Ah! To be like Black people but to not be them as they so condemn us socioeconomically into being.

Here is the thing about their minstrelsy that seem lost on them. W.E.B. Dubois had cerebrally pointed out in his book “The Gift of Black Folk”, how our humanity wasn’t fundamentally driven by wayward capitalism and supremacism.

[…]the black slave brought into common labor certain new spiritual values not yet fully realized. As a tropical product with a sensuous receptivity to the beauty of the world, he was not as easily reduced to be the mechanical draft-horse which the northern European laborer became. He was not easily brought to recognize any ethical sanctions in work as such, but tended to work as the results pleased him, and refused to work or sought to refuse when he did not find the spiritual returns adequate; this he was easily accused of laziness and driven as a slave when in truth, he brought to modern manual labor a renewed valuation of life.¹

So as Virginia Governor Ralph Northam reaches to find excuses for us to excuse his performative whiteness and constitutionally privilege him by simply accepting it and move on (this must explain the hooded KKK figure in his yearbook), I find it ludicrous that we can’t really talk about it and see it for what it is.

The yearbook photo is from Eastern Virginia Medical School. I think it is evident here that Law number 1 and 2 of Cipolla’s Laws of Stupidity applies here.

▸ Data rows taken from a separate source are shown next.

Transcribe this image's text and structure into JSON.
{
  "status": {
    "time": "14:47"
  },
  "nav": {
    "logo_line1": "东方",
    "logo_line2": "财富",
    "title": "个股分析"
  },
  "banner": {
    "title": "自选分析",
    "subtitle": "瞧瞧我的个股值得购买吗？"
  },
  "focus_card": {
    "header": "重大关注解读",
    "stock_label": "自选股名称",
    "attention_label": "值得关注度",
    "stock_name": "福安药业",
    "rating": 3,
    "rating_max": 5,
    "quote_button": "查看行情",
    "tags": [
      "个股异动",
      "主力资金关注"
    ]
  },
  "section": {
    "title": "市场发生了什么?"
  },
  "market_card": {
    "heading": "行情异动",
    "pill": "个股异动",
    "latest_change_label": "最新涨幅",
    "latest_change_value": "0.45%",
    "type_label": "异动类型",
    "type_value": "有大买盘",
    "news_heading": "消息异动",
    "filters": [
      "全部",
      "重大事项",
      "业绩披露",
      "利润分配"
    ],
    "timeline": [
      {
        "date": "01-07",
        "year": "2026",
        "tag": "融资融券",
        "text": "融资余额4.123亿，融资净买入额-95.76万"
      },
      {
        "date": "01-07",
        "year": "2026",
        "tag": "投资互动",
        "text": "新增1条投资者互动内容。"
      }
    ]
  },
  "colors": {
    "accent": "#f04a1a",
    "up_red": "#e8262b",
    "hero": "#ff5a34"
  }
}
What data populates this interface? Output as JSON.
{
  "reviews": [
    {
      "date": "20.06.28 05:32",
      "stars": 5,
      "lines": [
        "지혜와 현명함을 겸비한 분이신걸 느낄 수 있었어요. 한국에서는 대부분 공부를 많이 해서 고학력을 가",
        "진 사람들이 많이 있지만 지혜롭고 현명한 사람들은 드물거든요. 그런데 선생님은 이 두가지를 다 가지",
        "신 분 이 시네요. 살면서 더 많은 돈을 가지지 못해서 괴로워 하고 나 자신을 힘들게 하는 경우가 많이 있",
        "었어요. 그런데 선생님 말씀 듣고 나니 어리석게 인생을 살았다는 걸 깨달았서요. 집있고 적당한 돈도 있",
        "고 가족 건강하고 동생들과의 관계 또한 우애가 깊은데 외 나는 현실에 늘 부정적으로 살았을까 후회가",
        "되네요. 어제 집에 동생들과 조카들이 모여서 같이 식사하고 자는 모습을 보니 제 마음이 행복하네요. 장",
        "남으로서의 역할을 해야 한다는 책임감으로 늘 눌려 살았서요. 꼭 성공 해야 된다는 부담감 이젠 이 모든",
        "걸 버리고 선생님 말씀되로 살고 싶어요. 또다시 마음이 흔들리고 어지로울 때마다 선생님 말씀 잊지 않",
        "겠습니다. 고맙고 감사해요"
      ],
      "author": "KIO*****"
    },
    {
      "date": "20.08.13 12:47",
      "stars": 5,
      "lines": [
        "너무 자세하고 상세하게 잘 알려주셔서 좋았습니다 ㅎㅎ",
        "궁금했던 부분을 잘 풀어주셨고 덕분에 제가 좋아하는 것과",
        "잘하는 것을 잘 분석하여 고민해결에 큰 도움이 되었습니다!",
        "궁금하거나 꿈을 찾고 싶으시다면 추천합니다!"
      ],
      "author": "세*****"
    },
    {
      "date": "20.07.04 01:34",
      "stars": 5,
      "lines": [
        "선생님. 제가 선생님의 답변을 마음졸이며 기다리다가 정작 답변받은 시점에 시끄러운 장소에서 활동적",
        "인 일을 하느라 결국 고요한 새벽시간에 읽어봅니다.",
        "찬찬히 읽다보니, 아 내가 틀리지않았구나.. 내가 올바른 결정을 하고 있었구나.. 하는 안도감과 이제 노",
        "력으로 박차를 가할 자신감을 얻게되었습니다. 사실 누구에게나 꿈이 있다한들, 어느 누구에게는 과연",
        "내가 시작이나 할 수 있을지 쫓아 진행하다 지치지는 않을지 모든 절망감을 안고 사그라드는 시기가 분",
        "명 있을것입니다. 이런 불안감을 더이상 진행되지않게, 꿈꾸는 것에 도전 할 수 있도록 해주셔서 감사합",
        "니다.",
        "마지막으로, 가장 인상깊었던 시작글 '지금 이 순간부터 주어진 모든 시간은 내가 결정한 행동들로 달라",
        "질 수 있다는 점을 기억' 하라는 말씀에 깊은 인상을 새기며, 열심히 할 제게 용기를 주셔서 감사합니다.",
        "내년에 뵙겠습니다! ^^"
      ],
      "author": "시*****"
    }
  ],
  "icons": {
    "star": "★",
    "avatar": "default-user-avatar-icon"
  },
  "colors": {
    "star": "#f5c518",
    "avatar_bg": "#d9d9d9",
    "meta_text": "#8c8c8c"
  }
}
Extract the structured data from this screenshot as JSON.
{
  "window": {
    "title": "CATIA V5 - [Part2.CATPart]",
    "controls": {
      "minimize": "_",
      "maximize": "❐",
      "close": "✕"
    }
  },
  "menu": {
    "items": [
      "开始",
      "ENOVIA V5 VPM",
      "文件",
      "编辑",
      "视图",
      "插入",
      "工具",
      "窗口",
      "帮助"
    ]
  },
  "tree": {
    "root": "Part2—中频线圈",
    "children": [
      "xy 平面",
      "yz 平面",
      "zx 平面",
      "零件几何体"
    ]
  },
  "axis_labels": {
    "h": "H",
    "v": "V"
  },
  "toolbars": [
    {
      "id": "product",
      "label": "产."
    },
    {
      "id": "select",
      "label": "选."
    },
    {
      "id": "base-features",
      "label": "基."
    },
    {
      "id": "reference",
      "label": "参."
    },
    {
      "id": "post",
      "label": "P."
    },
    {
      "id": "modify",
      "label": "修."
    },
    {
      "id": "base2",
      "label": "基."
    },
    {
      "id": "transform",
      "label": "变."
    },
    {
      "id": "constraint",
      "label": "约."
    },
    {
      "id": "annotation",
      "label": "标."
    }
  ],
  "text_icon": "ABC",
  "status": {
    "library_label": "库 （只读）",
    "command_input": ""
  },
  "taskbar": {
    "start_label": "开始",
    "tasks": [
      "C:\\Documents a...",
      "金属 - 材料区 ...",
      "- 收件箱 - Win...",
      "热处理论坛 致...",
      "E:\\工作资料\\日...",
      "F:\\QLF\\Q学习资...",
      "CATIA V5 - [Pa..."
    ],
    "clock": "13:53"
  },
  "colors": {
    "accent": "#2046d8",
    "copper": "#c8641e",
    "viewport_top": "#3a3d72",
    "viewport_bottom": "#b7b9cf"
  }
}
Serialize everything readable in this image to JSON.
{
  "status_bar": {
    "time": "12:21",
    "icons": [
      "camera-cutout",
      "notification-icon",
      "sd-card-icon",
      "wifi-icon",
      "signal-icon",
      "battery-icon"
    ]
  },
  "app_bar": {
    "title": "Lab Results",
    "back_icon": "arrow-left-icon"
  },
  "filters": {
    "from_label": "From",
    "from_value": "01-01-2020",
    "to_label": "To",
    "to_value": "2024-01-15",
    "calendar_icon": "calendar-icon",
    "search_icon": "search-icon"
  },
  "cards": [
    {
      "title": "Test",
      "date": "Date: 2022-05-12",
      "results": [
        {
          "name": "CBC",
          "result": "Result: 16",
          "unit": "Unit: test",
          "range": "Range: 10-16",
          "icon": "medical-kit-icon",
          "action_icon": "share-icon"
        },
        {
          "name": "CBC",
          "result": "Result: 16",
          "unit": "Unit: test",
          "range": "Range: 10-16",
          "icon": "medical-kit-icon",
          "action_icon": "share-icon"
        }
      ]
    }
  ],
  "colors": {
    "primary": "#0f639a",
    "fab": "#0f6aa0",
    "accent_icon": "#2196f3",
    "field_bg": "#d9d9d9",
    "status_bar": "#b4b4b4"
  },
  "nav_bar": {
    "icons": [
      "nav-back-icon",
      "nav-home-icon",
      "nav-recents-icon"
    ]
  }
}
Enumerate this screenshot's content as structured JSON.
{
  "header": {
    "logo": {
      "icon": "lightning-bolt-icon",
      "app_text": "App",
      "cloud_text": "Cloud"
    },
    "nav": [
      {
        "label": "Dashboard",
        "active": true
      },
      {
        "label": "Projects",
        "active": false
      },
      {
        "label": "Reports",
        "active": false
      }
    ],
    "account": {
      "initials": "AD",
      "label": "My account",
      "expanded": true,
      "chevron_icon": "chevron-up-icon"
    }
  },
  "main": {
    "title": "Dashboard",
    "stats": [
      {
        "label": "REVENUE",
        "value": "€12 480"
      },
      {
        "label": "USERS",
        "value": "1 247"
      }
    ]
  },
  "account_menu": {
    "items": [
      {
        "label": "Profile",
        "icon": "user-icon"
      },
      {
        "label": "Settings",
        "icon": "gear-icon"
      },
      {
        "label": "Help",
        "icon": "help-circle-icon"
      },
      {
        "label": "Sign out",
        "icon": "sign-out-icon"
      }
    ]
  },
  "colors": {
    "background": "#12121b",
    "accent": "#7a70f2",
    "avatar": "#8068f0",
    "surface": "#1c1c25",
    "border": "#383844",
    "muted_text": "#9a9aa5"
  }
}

Law 1: Always and inevitably everyone underestimates the number of stupid individuals in circulation.

Law 2: The probability that a certain person be stupid is independent of any other characteristic of that person.

Northam first acknowledged he was one of the people pictured in the yearbook and apologized, then walked back that apology, claiming he actually wasn’t in the picture while simultaneously admitting that he had worn blackface before, but at a different time. He faces intense pressure to step down, and he’s met with staff to figure out what to do next.

What to do next?!?!?🤔🤨

Rachel Dolezal. Remember her? How could we forget. It appears the burden of her whiteness was so oppressively unbearable that she opted for transracial cosmetics to assimilate into what she believed freed her mind body and soul.

Dolezal’s claim to Blackness is also not only in vain, but something that is vain-glorious of her to seek and it is very much a point she want to impress upon with Blacks as much as with Whites.

What Mr. Northam should do is what she has done and find themselves in exile.